Chapter 4. Editing documents

Table of Contents

Working with Unicode
Opening and saving Unicode documents
Opening and closing documents
Creating new documents
Saving documents
Closing documents
Creating and sharing new document templates
Viewing file properties
Editing XML documents
Associate a schema to a document
Streamline with Content Completion
Debugging XML documents
Document navigation
Grouping documents in XML projects
Including document parts with XInclude
Working with XML Catalogs
Converting between schema languages
Formatting and indenting documents (pretty print)
Viewing status information
XML editor specific actions
Editing XML Schema schemas
Special content completion features
XML Schema diagram
Create an XML Schema from a relational database table
XML Schema Instance Generator
Flatten an XML Schema
XML Schema regular expressions builder
Generating HTML documentation for an XML Schema
XML Schema editor specific actions
Search References and Declarations
Editing Relax NG schemas
Relax NG schema diagram
Relax NG editor specific actions
Search References and Declarations
Editing XSLT stylesheets
Validating XSLT stylesheets
Content Completion in XSLT stylesheets
The XSLT Input View
The Stylesheet Templates view
Finding XSLT references and declarations
XSLT refactoring actions
Editing XQuery documents
Generating HTML Documentation for an XQuery Document
Editing CSS stylesheets
Validating CSS stylesheets
Content Completion in CSS stylesheets
Folding in CSS stylesheets
Formatting and indenting CSS stylesheets (pretty print)
Other CSS editing actions
Scratch Buffer

Working with Unicode

Unicode provides a unique number for every character, no matter what the platform, no matter what the program, no matter what the language. Unicode is an internationally recognized standard, adopted by industry leaders. The Unicode is required by modern standards such as XML, Java, ECMAScript (JavaScript), LDAP, CORBA 3.0, WML, etc., and is the official way to implement ISO/IEC 10646.

It is supported in many operating systems, all modern browsers, and many other products. The emergence of the Unicode Standard, and the availability of tools supporting it, are among the most significant recent global software technology trends. Incorporating Unicode into client-server or multi-tiered applications and websites offers significant cost savings over the use of legacy character sets.

As a modern XML Editor, <oXygen/> provides support for the Unicode standard enabling your XML application to be targeted across multiple platforms, languages and countries without re-engineering. Internally, the <oXygen/> XML Editor uses 16bit characters covering the Unicode Character set.

Opening and saving Unicode documents

On loading documents of the type XML, XSL, XSD and DTD, <oXygen/> receives the encoding of the document from the Eclipse platform. This is then used to instruct the Java Encoder to load support for and save using the code chart specified.

While in most cases you will use UTF-8, simply changing the encoding name will cause the file to be saved using the new encoding. The appendix Unicode Character Encoding provides a matrix that matches common names with Java Names. It also explains what you should type in the XML prolog to cause the document to be saved as the required encoding.

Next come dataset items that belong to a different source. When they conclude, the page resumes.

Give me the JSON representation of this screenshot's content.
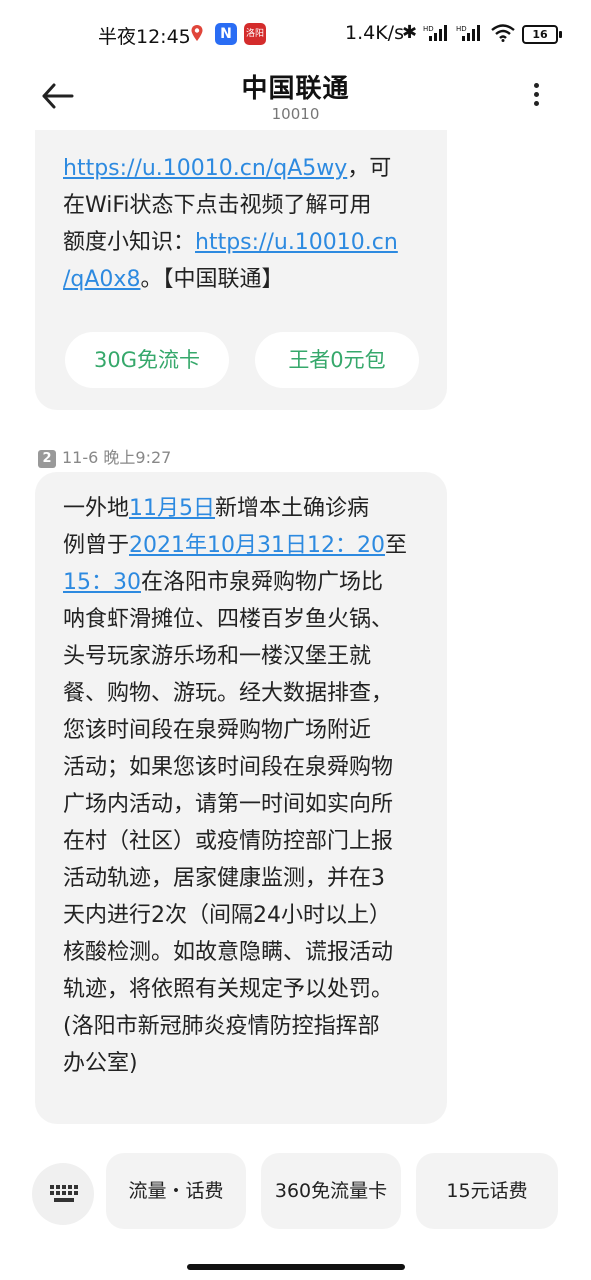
{
  "status_bar": {
    "time": "半夜12:45",
    "app1_label": "N",
    "app2_label": "洛阳",
    "net_speed": "1.4K/s",
    "bluetooth": "✱",
    "signal_tag": "HD",
    "battery": "16"
  },
  "header": {
    "title": "中国联通",
    "subtitle": "10010"
  },
  "messages": {
    "m1": {
      "line1_link": "https://u.10010.cn/qA5wy",
      "line1_text": "，可",
      "line2": "在WiFi状态下点击视频了解可用",
      "line3_text": "额度小知识：",
      "line3_link": "https://u.10010.cn",
      "line4_link": "/qA0x8",
      "line4_text": "。【中国联通】",
      "chip1": "30G免流卡",
      "chip2": "王者0元包"
    },
    "time_sim": "2",
    "time_label": "11-6 晚上9:27",
    "m2": {
      "l1a": "一外地",
      "l1link": "11月5日",
      "l1b": "新增本土确诊病",
      "l2a": "例曾于",
      "l2link": "2021年10月31日12：20",
      "l2b": "至",
      "l3link": "15：30",
      "l3b": "在洛阳市泉舜购物广场比",
      "l4": "呐食虾滑摊位、四楼百岁鱼火锅、",
      "l5": "头号玩家游乐场和一楼汉堡王就",
      "l6": "餐、购物、游玩。经大数据排查，",
      "l7": "您该时间段在泉舜购物广场附近",
      "l8": "活动；如果您该时间段在泉舜购物",
      "l9": "广场内活动，请第一时间如实向所",
      "l10": "在村（社区）或疫情防控部门上报",
      "l11": "活动轨迹，居家健康监测，并在3",
      "l12": "天内进行2次（间隔24小时以上）",
      "l13": "核酸检测。如故意隐瞒、谎报活动",
      "l14": "轨迹，将依照有关规定予以处罚。",
      "l15": "(洛阳市新冠肺炎疫情防控指挥部",
      "l16": "办公室)"
    }
  },
  "quick_actions": {
    "q1": "流量・话费",
    "q2": "360免流量卡",
    "q3": "15元话费"
  }
}
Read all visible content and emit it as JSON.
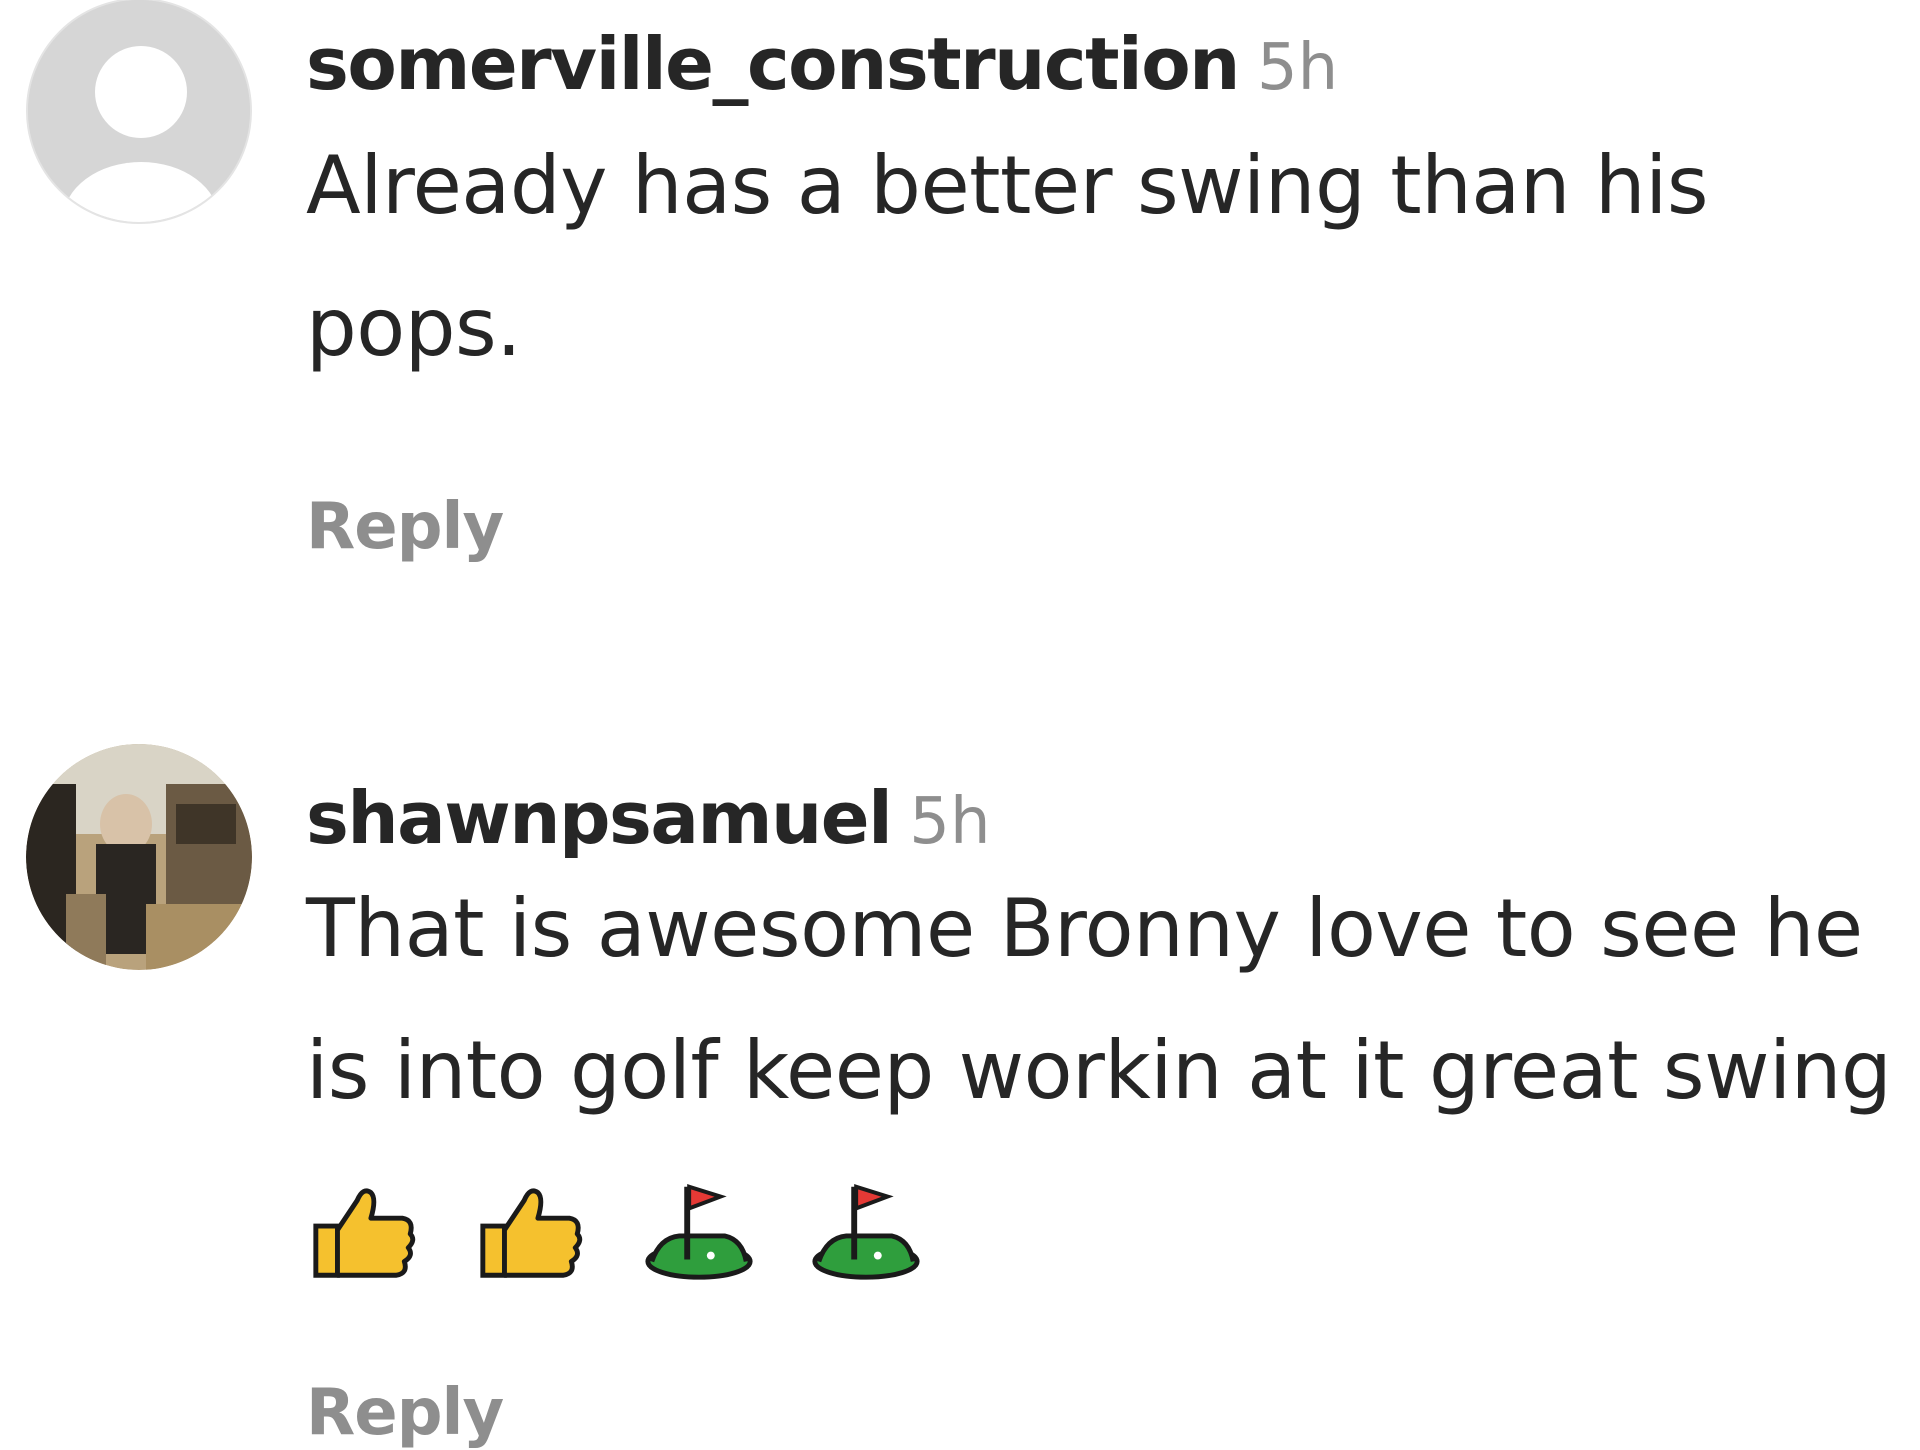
{
  "comments": [
    {
      "username": "somerville_construction",
      "time": "5h",
      "text": "Already has a better swing than his pops.",
      "reply_label": "Reply",
      "avatar": "default-avatar"
    },
    {
      "username": "shawnpsamuel",
      "time": "5h",
      "text": "That is awesome Bronny love to see he is into golf keep workin at it great swing",
      "emojis": [
        "thumbs-up-icon",
        "thumbs-up-icon",
        "golf-flag-icon",
        "golf-flag-icon"
      ],
      "reply_label": "Reply",
      "avatar": "user-photo-avatar"
    }
  ],
  "colors": {
    "text": "#262626",
    "muted": "#8e8e8e",
    "thumbs_yellow": "#f5c12e",
    "golf_green": "#2f9e3d",
    "flag_red": "#e53935"
  }
}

To edit document written in Japanese or Chinese, you will need to change the font to one that supports the specific characters (a Unicode font). For the Windows platform, use of Arial Unicode MS or MS Gothic is recommended. Do not expect Wordpad or Notepad to handle these encodings. Use Explorer or Word to eventually examine XML documents.

If an XML document which specifies the UTF-16 encoding in the prolog using the attribute encoding="UTF-16" is edited in <oXygen/> and saved on disk the byte order mark (BOM) which always begins such an XML document is created by the save operation according with the byte order accepted by the CPU of that computer. That means that a UTF-16 document created on a Windows + Intel computer, where the byte order mark is UnicodeLittle and loaded and saved in <oXygen/> running on a Mac OS computer, where the byte order mark is UnicodeBig, is saved with the UnicodeBig encoding.

Note

The naming convention used under Java does not always correspond to the common names used by the Unicode standard. For instance, while in XML you will use encoding="UTF-8", in Java the same encoding has the name "UTF8".